Pumpkin Soup

Delicious (and pretty simple) soup for Halloween or Thanksgiving!




1 Tbl olive oil ¼ cup onion, chopped 2 stalks celery, chopped 2 carrots, chopped ½ Tbl coriander 1 teaspoon ground cumin 1 teaspoon cinnamon ¼ teaspoon ground clove ¼ teaspoon nutmeg 2 lbs pumpkin (I use the small "pie pumpkins" - peeled, seeded and chopped into about 2" cubes) 5 cups chicken stock (may substitute vegetable stock) Sour cream and roasted pumpkin seeds (for garnish)

Nutritional information

No nutrition information available


Heat oil in large saucepan or dutch oven.
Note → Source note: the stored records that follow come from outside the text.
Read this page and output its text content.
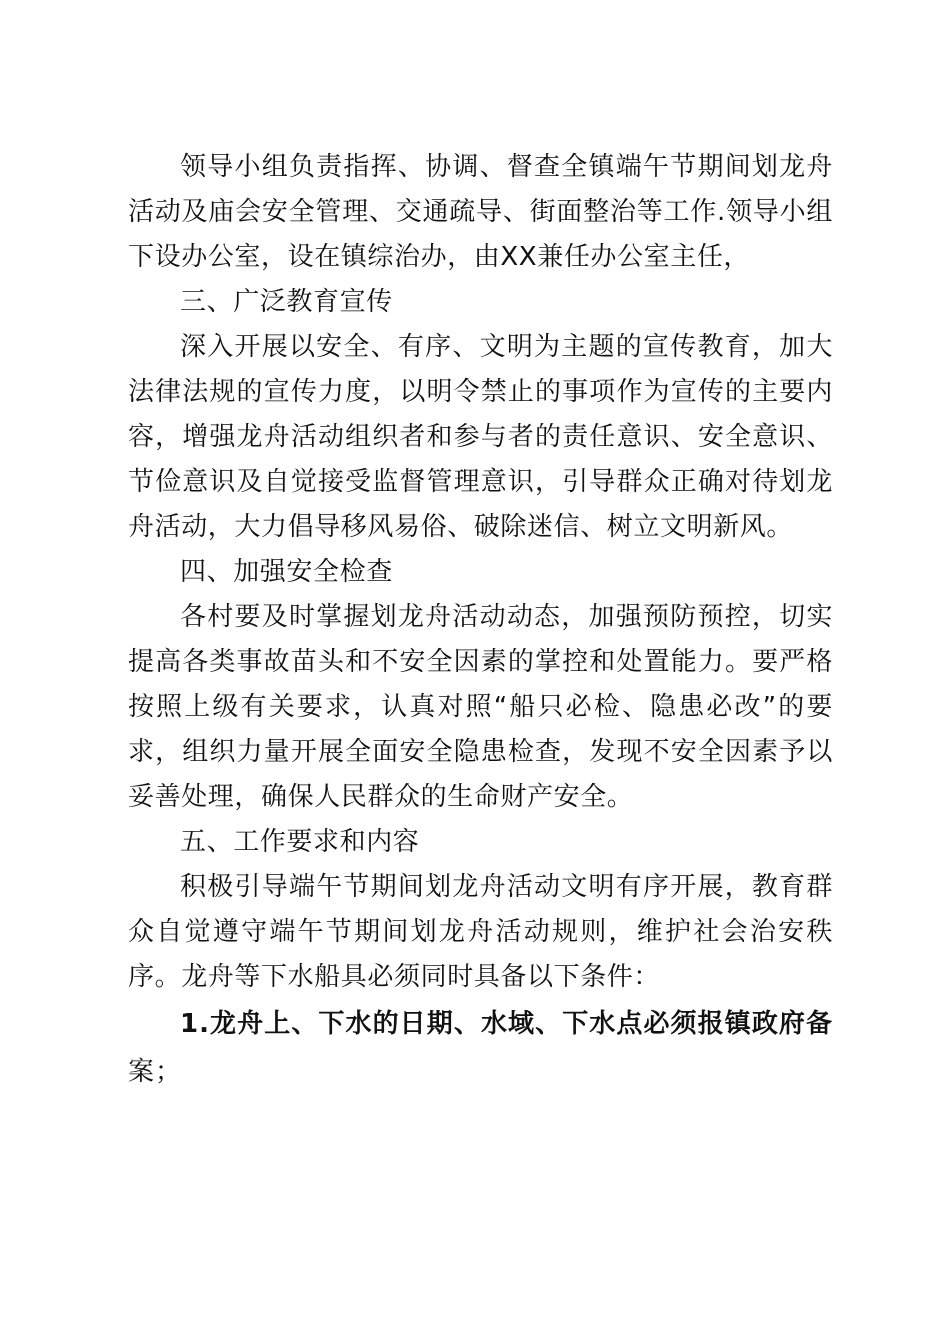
领导小组负责指挥、协调、督查全镇端午节期间划龙舟活动及庙会安全管理、交通疏导、街面整治等工作.领导小组下设办公室，设在镇综治办，由XX兼任办公室主任，

三、广泛教育宣传

深入开展以安全、有序、文明为主题的宣传教育，加大法律法规的宣传力度，以明令禁止的事项作为宣传的主要内容，增强龙舟活动组织者和参与者的责任意识、安全意识、节俭意识及自觉接受监督管理意识，引导群众正确对待划龙舟活动，大力倡导移风易俗、破除迷信、树立文明新风。

四、加强安全检查

各村要及时掌握划龙舟活动动态，加强预防预控，切实提高各类事故苗头和不安全因素的掌控和处置能力。要严格按照上级有关要求，认真对照“船只必检、隐患必改”的要求，组织力量开展全面安全隐患检查，发现不安全因素予以妥善处理，确保人民群众的生命财产安全。

五、工作要求和内容

积极引导端午节期间划龙舟活动文明有序开展，教育群众自觉遵守端午节期间划龙舟活动规则，维护社会治安秩序。龙舟等下水船具必须同时具备以下条件：

1.龙舟上、下水的日期、水域、下水点必须报镇政府备案；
Add onion, celery and carrot... saute 4-5 minutes. Add spices and saute another 2-3 minutes. Add pumpkin and stock...bring to a boil, cover and lower to a simmer. Simmer 20 minutes or until all vegetables are tender. Cool 5 minutes then blend in food processor until smooth. Return to the pan (taste and add additional seasonings as desired) and bring to serving temperature. Serve hot... looks great served in the hollowed out small pie pumpkins! Garnish with a swirl of sour cream and sprinkling of roasted pumpkin seeds... if youʼre really good you can make the swirl of sour cream look like a ghost! May substitute plain yogurt for the sour cream.